中枢突触前终末富含三磷酸腺苷(ATP),但大多数缺乏线粒体。
PLoS One. 2015 Apr 30;10(4):e0125185. doi: 10.1371/journal.pone.0125185. eCollection 2015.
4
Estimation of presynaptic calcium currents and endogenous calcium buffers at the frog neuromuscular junction with two different calcium fluorescent dyes.使用两种不同的钙荧光染料对青蛙神经肌肉接头处的突触前钙电流和内源性钙缓冲剂进行估计。
Front Synaptic Neurosci. 2015 Jan 7;6:29. doi: 10.3389/fnsyn.2014.00029. eCollection 2014.
5
The role of cAMP in synaptic homeostasis in response to environmental temperature challenges and hyperexcitability mutations.环磷酸腺苷(cAMP)在应对环境温度挑战和兴奋性过高突变时在突触稳态中的作用。
Front Cell Neurosci. 2015 Feb 2;9:10. doi: 10.3389/fncel.2015.00010. eCollection 2015.
6
Putting a finishing touch on GECIs.为基因编码钙指示剂做最后的完善。
Front Mol Neurosci. 2014 Nov 18;7:88. doi: 10.3389/fnmol.2014.00088. eCollection 2014.
7
Simultaneous cellular-resolution optical perturbation and imaging of place cell firing fields.同时实现细胞分辨率的光扰动和位置细胞发射场的成像。
Nat Neurosci. 2014 Dec;17(12):1816-24. doi: 10.1038/nn.3866. Epub 2014 Nov 17.
8
Genetic and functional studies implicate synaptic overgrowth and ring gland cAMP/PKA signaling defects in the Drosophila melanogaster neurofibromatosis-1 growth deficiency.遗传和功能研究表明,果蝇神经纤维瘤病 1 生长缺陷与突触过度生长和环咽腺 cAMP/PKA 信号缺陷有关。
PLoS Genet. 2013 Nov;9(11):e1003958. doi: 10.1371/journal.pgen.1003958. Epub 2013 Nov 21.
9
Retrograde BMP signaling at the synapse: a permissive signal for synapse maturation and activity-dependent plasticity.突触中的逆行 BMP 信号:促进突触成熟和活动依赖性可塑性的许可信号。

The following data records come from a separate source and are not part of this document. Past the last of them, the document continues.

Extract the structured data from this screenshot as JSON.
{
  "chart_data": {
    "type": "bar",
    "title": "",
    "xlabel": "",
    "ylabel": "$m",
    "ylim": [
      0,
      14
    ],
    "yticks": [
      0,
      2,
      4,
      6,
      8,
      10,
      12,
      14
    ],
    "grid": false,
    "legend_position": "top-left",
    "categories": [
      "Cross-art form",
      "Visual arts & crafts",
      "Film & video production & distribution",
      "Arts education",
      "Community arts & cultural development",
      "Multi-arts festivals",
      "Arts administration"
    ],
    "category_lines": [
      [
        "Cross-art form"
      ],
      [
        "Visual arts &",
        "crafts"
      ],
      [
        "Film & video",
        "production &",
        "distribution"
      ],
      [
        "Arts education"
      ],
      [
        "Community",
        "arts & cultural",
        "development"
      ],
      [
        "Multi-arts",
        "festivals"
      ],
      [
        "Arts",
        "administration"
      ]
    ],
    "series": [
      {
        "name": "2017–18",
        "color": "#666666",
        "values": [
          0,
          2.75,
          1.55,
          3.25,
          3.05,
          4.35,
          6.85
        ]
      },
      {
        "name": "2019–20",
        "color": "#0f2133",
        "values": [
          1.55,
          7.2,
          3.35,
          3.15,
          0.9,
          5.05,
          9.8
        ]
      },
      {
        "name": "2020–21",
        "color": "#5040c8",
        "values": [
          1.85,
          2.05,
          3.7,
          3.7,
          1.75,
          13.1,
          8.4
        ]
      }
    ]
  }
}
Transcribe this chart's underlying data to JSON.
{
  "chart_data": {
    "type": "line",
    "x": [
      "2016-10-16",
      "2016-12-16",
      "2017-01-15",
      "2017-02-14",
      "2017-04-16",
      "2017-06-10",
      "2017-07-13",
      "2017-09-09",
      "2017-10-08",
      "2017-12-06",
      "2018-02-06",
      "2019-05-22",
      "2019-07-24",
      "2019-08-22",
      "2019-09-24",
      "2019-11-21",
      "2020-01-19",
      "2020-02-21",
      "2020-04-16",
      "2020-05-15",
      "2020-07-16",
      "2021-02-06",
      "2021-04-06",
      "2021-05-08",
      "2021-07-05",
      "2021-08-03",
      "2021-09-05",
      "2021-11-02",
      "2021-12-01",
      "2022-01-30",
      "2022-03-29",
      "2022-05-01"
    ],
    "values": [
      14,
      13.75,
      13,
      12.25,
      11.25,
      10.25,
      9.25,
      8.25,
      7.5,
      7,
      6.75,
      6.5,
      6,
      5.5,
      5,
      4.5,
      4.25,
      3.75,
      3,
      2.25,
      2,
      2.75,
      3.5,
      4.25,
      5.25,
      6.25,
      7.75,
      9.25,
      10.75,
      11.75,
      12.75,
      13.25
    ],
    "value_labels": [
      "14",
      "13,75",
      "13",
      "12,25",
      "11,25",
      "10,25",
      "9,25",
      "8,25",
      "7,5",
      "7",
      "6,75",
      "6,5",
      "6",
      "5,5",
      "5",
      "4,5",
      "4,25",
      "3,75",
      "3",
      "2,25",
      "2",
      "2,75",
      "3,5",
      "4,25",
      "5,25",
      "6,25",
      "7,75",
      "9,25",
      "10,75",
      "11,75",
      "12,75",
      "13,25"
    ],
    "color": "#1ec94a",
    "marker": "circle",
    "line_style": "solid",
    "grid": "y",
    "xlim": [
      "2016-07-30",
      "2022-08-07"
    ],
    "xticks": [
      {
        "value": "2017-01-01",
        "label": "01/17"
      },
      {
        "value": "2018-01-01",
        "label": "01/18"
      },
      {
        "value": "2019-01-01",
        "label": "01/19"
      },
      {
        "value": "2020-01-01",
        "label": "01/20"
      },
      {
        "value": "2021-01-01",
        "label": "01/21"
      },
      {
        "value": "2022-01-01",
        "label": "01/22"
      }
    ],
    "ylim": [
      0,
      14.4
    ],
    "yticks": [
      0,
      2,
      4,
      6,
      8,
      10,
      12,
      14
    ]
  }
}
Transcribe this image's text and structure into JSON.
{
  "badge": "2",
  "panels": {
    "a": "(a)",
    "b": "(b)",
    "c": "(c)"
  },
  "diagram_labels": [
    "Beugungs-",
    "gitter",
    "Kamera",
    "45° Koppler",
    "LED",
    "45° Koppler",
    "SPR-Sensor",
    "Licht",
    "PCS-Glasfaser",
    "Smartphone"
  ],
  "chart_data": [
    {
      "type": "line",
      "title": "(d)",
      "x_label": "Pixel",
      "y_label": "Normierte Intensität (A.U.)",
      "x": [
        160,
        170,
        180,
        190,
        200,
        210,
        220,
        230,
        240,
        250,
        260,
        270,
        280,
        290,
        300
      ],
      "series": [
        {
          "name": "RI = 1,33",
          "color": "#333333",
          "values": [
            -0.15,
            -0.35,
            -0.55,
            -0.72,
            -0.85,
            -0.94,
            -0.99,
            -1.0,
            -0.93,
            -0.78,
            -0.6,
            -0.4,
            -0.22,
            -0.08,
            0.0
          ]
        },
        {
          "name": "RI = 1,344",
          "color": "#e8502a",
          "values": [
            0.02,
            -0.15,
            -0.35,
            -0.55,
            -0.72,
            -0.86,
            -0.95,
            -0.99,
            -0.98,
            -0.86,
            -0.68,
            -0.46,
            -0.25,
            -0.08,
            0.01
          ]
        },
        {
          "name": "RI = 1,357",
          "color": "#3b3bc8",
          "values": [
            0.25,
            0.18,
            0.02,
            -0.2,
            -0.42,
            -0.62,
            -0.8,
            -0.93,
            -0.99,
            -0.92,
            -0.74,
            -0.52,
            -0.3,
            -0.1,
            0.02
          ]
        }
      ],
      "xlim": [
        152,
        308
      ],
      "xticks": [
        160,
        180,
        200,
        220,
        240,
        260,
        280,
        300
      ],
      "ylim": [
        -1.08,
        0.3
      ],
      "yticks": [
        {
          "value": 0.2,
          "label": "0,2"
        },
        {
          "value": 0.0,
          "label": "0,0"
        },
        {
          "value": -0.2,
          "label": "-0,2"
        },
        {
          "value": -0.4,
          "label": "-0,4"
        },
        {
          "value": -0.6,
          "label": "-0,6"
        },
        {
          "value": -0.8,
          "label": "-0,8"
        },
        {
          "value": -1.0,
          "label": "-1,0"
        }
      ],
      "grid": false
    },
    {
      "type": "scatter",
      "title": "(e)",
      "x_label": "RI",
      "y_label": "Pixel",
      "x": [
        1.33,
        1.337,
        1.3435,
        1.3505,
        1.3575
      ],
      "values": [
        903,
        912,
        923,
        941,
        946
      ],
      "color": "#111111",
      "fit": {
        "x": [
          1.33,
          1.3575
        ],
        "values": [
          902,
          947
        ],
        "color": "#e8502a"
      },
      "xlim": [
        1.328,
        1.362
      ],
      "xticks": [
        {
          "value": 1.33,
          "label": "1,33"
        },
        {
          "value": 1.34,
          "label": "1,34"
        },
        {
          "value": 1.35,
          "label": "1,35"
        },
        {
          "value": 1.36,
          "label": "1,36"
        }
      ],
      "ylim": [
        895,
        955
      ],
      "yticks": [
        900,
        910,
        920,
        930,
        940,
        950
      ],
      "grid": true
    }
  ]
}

J Neurosci. 2013 Nov 6;33(45):17937-50. doi: 10.1523/JNEUROSCI.6075-11.2013.
10
Spontaneous and evoked release are independently regulated at individual active zones.自发释放和诱发释放在各个活性区独立调节。
J Neurosci. 2013 Oct 30;33(44):17253-63. doi: 10.1523/JNEUROSCI.3334-13.2013.